Sensualidade de corpos-poemas

Foto: Nityama Macrini
Foto: Nityama Macrini

Crítica do espetáculo Los Cuerpos, por Ivana Moura (Satisfeita, Yolanda?)

Cena Contemporânea 2015

31 de agosto de 2015

O espetáculo Los Cuerpos transporta uma carga erótica desconcertante. Uma energia masculina, viril. Corpos jovens, vigorosos, com técnica dominada. São dois homens que aparecem com cabeça de cavalo, numa visão quase mítica vinda das sombras. São centauros reversos. Força de guerra entre civilização e barbárie. A coreografia, interpretada e dirigida por Ramiro Cortez e Federico Fontán, ressignifica a cada momento nessa proposta impactante. O duo de dança contemporânea foi vencedor da categoria de Projeto a Desenvolver na Bienal de Arte Jovem de Buenos Aires, Argentina, de 2013. Depois disso já frequentou vários festivais.

Com o palco vazio, os jovens criadores inundam a sala com esfinges. Desejos que explodem. Luta corporal. Desafios das carnaduras. Eles colidem, batem, provocam, tocam, se arrastam, beijam. Instinto de corpos selvagens. Jogo de dominação. Narciso e seu espelho.

Nesses tempos de vigília do corpo e de seus desejos enquadrados em códigos de consumo, a coreografia de Ramiro Cortez e Federico Fontán se manifesta como posicionamento político pela liberdade mais pura, por impulsos indomáveis.

A maioria dos movimentos é realizada no chão. Eles trabalham em vários eixos em empreitadas árduas. A brutalidade sobrepõe à sutileza nessa aposta em que há o tempo da fusão dos corpos.  A dinâmica do duo desperta paixões.
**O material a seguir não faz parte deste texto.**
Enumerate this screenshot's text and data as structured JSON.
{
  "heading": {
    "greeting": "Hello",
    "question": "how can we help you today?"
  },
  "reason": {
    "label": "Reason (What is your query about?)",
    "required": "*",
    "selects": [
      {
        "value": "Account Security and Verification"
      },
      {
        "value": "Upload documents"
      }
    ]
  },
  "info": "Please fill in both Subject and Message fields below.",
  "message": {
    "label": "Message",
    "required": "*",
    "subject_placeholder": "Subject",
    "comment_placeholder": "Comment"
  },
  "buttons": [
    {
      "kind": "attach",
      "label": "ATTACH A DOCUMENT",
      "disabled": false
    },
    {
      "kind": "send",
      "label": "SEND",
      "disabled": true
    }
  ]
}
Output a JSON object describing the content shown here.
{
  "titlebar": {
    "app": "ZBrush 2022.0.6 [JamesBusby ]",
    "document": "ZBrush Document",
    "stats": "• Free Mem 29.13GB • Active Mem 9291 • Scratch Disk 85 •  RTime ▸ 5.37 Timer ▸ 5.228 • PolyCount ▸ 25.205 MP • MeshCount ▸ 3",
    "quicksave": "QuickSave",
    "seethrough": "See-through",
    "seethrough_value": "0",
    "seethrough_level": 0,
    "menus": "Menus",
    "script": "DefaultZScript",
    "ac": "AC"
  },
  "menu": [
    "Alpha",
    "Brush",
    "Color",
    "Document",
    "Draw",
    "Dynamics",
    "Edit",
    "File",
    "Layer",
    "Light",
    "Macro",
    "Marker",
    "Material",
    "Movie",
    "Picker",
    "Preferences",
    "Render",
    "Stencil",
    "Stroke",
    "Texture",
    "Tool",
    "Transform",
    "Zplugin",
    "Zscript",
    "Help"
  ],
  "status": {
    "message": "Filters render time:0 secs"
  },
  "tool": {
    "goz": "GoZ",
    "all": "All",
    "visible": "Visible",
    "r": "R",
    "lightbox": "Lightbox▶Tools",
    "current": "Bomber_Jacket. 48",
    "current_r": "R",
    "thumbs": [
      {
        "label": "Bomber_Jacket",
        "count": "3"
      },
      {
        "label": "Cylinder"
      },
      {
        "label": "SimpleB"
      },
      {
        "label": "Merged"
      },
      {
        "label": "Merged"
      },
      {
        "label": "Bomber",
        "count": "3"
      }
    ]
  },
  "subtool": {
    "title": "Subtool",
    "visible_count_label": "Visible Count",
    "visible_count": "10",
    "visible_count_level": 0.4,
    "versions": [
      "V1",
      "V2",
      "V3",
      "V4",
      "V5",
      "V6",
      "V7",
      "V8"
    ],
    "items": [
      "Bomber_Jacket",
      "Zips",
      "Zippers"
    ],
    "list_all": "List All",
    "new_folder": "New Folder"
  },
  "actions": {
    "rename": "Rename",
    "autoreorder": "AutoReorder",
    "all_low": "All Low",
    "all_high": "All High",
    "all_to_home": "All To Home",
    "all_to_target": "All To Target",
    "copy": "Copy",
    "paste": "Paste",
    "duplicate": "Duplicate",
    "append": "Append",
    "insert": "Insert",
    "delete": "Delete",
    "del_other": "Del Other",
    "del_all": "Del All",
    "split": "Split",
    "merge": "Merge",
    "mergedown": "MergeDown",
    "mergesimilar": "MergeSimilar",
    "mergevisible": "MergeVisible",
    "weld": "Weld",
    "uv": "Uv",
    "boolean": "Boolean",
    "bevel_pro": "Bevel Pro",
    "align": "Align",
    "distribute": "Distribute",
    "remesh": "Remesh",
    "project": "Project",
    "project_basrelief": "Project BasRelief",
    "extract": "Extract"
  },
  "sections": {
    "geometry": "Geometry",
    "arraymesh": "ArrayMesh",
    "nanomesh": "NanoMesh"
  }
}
Eles traçam uma cena corajosa, com gestual incomum, por vezes contínuo, repetitivo. Em situações insinuantes de invasões de territórios, com braços ou pernas, os bailarinos empreendem lances difíceis. Provocam um ao outro. Seus ventres se contraem e expandem.

Com o tórax desnudo e usando a apenas calças pretas (em figurino de Alejandro Mateo), eles transpiram libido e fornecem munição para a fantasia do espectador.

A iluminação de Paula Fraga conduz o olhar da plateia, clareando os trechos do palco para revelar situações ou deixar os corpos na penumbra.

Amantes. As cabeças equinas atuam como máscaras que abrem comportas do desejo. Fisicalidade animal. Corpos exaltados. Respiração ofegante. Expressão de violência erótica. Eles desafiam seus próprios limites.

A pulsação, a batida, os deslocamentos são conceituais. Em uma operação de movimentos elegantes e fortes, um calcanhar de um deles é absorvido pela boca do companheiro. Eles prosseguem o movimento sem separar-se. O trajeto de ambos parece uma alavanca. É um jogo de energia, quando um deles tenta separar-se, o outro ataca sua presa. Eles chegam a fundir-se.

Há o gozo. Eles se debatem no chão separados. A música de Martin Minervini, eletrônica e minimalista, possibilita esses cortes abruptos. Tentativas de mudança de direção.

É de extrema plasticidade esses jogos que testam os limites de cada um. Insaciáveis pela dança, os corpos são carregados de densidades, sensualidade, timbres. As envergaduras traçam ousadias. E se renovam nesses corpos-poemas.